Sobre la nueva Janet del segundo juicio:

"Yo había sufrido una derrota vergonzosa, pero se me daba una segunda oportunidad para probar mi inocencia. ¡Uf! No muchos obtenemos segundas oportunidades. Cuando metemos la pata, las fantasías de cómo podríamos haber actuado no pasan de ser fantasías. Pero para mí la fantasía se había convertido en realidad y estaba resuelta a no desperdiciar la increíble buena suerte que se me había dado. Ir a la consulta de Sam Chwat era parte del medio año de preparación para el segundo juicio, casi como si fuera una campaña militar. Sam era el profesor Higgins que me haría pasar de ser la perdedora a la defensiva que había sido en el primer juicio a la serena ganadora que sería (y fui) en el segundo".

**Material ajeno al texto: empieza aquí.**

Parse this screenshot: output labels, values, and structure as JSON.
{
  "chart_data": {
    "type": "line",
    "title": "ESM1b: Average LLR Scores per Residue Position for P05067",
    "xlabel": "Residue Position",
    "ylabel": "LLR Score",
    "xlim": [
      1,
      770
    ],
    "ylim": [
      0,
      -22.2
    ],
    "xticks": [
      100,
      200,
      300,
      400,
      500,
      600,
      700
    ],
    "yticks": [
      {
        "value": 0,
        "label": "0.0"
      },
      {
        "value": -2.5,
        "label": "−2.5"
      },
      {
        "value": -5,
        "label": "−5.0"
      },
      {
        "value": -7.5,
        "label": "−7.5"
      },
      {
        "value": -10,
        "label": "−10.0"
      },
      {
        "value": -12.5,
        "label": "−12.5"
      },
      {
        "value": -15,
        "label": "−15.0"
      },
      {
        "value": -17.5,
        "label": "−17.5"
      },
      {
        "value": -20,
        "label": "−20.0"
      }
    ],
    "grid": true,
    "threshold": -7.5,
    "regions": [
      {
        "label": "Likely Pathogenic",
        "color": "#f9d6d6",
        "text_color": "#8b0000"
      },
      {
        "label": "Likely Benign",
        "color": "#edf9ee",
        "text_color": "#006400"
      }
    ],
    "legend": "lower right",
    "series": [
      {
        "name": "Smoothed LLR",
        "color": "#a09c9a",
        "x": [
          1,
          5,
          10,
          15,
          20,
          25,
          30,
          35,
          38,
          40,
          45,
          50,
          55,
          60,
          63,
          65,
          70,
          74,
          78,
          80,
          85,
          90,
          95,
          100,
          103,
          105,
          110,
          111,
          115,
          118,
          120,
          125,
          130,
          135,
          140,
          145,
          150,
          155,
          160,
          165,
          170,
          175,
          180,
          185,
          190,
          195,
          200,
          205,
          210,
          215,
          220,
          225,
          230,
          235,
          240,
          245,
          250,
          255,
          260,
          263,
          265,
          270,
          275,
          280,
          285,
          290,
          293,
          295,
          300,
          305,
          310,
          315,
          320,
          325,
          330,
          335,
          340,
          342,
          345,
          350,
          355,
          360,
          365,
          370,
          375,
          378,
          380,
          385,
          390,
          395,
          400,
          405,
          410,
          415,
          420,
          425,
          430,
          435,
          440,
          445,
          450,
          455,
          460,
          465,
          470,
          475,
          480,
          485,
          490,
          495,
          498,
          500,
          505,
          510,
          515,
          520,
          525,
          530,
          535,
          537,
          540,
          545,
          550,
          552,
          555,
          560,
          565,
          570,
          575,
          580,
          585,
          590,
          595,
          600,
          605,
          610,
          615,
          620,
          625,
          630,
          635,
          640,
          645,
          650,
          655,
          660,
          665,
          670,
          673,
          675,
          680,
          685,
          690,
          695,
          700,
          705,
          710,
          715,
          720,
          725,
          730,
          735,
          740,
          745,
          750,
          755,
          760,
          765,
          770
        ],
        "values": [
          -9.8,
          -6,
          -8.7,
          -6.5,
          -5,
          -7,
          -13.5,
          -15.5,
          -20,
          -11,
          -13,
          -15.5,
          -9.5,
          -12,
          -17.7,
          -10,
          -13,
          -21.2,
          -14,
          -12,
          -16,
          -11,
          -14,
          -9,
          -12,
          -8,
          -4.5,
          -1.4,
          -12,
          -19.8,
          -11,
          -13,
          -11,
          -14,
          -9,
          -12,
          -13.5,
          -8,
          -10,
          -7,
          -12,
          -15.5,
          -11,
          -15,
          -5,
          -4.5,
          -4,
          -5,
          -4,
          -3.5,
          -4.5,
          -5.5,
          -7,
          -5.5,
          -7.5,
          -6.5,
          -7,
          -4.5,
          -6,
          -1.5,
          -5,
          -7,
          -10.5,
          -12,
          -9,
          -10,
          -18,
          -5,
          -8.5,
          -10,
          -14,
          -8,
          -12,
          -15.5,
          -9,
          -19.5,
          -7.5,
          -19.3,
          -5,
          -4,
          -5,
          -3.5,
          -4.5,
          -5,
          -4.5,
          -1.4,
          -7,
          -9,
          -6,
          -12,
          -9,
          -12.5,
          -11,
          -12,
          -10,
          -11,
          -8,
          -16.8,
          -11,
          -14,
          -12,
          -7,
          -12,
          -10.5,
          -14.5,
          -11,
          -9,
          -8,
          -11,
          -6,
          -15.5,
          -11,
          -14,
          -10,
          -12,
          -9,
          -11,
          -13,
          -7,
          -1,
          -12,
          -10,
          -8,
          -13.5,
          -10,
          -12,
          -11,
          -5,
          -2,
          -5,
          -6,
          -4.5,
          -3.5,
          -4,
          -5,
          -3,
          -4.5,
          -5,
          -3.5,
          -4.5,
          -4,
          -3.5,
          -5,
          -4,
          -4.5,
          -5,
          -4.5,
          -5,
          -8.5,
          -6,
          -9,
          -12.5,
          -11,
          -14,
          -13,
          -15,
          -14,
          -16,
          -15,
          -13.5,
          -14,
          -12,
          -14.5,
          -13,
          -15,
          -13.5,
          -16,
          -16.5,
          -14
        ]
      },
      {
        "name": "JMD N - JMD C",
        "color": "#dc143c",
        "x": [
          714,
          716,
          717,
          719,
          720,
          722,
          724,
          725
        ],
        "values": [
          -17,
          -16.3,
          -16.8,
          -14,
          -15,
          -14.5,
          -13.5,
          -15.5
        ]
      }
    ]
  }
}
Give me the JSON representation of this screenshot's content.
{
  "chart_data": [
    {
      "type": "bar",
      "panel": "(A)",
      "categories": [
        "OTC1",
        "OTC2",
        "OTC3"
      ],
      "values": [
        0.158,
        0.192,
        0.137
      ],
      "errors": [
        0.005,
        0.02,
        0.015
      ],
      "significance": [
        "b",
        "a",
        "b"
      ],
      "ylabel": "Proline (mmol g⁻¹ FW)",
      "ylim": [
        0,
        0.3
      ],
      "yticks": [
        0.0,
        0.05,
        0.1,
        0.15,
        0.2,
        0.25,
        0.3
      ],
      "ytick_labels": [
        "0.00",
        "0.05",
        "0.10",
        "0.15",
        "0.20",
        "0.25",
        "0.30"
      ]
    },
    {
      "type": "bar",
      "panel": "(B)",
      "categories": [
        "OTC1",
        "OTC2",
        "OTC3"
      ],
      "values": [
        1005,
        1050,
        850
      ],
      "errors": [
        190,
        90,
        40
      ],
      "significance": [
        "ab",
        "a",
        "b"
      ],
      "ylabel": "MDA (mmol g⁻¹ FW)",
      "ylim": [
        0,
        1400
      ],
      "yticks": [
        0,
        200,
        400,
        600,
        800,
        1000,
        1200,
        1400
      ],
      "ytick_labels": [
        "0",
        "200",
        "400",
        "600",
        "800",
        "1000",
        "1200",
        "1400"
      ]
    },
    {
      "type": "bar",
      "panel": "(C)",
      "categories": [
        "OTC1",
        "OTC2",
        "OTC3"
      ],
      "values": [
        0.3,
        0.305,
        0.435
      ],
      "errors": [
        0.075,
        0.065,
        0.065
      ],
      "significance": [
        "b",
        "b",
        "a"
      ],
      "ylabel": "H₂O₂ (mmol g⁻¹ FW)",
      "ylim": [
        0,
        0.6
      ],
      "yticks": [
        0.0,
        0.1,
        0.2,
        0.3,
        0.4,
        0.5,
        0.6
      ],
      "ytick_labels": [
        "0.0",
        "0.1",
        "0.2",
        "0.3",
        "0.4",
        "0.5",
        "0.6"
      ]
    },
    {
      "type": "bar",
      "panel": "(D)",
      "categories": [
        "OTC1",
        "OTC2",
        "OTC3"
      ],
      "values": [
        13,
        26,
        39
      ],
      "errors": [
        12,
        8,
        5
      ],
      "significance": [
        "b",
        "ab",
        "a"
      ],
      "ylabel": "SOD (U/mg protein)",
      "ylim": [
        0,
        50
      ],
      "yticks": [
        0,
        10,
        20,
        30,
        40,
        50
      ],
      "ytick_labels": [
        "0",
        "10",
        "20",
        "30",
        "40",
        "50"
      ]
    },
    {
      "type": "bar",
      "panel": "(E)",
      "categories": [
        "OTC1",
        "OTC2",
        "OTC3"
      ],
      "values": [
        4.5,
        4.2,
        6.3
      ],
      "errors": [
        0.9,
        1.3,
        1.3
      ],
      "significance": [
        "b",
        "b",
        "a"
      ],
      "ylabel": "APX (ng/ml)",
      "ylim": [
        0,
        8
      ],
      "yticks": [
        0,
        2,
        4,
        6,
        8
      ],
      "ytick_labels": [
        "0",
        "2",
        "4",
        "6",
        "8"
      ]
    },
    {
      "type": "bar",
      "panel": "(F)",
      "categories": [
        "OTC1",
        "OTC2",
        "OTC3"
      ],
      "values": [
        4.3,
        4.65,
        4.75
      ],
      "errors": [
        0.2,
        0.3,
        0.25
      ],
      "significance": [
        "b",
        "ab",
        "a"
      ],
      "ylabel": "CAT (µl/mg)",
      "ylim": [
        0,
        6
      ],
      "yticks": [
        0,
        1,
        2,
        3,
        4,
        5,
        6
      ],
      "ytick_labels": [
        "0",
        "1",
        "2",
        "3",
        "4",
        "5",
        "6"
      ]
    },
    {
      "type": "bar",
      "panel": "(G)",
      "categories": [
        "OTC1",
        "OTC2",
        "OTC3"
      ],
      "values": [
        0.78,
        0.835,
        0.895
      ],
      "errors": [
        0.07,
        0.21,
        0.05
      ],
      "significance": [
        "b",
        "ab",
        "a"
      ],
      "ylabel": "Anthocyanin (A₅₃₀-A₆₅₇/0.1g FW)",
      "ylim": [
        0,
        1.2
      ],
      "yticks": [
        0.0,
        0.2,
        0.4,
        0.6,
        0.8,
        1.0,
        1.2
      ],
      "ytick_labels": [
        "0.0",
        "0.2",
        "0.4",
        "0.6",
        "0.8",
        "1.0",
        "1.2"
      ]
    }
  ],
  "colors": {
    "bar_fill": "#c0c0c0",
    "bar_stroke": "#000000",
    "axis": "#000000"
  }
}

"El jurado es como el público de una obra teatral que quiere que lo entretengan"

"La transjuformación tuvo dos partes. La primera fue borrar la imagen newyorkeriana del escritor o la escritora como una persona que no va por ahí presumiendo de lo estupenda y especial que es. ¡No! El jurado es como el público de una obra teatral que quiere que lo entretengan. Los testigos, como los actores, tienen que actuar para ese público si la interpretación debe ser convincente. Durante el primer juicio apenas había sido consciente del jurado. Cuando Morgan [su abogado] me interrogaba, yo le respondía solo a él. Sam Chwat corrigió de inmediato el error de a quién debía dirigirme: al jurado, solo al jurado".

"Había otros aspectos menores pero no banales que Sam introdujo en este nuevo concepto de mí misma como actriz astuta. Tendría que cambiar la manera de vestir. En el primer juicio me ponía lo que solía llevar cuando no iba con mi uniforme de trabajo (los vaqueros), esto es, falda o pantalón y chaqueta, negros o de colores discretos, ropa que era bonita, pero no llamaba la atención. La idea era vestirse con buen gusto. La idea era transmitir a los miembros del jurado que quería agradarles, igual que quieres agradar a los invitados que tienes para cenar cuando te arreglas. Esto lo conseguiríamos con un menú, como lo llamaba Sam, de vestidos y trajes en colores pastel, medias de seda, tacones altos y un surtido de pañuelos bonitos. El jurado se sentiría respetado, así como revitalizado estéticamente, del mismo modo que sucede con las periodistas y locutoras de televisión que llevan prendas de colores en variedad infinita. Hice caso a Sam y, después del anuncio del veredicto, cuando fuimos a hablar con el jurado, comentaron explícitamente mi ropa. Dijeron que todos los días estaban deseosos de ver qué ropa llevaría, sobre todo qué pañuelo escogería", zanjó Malcolm.

O la estrategia de la seducción y la empatía de toda la vida, pero a la que una estirada periodista del New Yorker le costó llegar.

Lo que no le costó nada a Malcolm fue fustigarse con la misma vara de medir que al resto de sus compañeros de profesión. A la cascarrabias de Janet Malcolm había que quererla.

"Todo periodista que no sea tan estúpido o engreído como para no ver la realidad sabe que lo que hace es moralmente indefendible. El periodista es una especie de hombre de confianza, que explota la vanidad, la ignorancia o la soledad de las personas, que se gana la confianza de éstas para luego traicionarlas sin remordimiento alguno (…) Quien ha accedido a ser entrevistado recibe una dura lección cuando aparece el artículo o el libro. Los periodistas justifican su traición de varias maneras, según la forma de ser de cada uno. Los más pomposos hablan de libertad de expresión y dicen que el público tiene derecho a saber, los menos diestros se escudan en el arte, y los más decentes murmuran algo sobre ganarse la vida".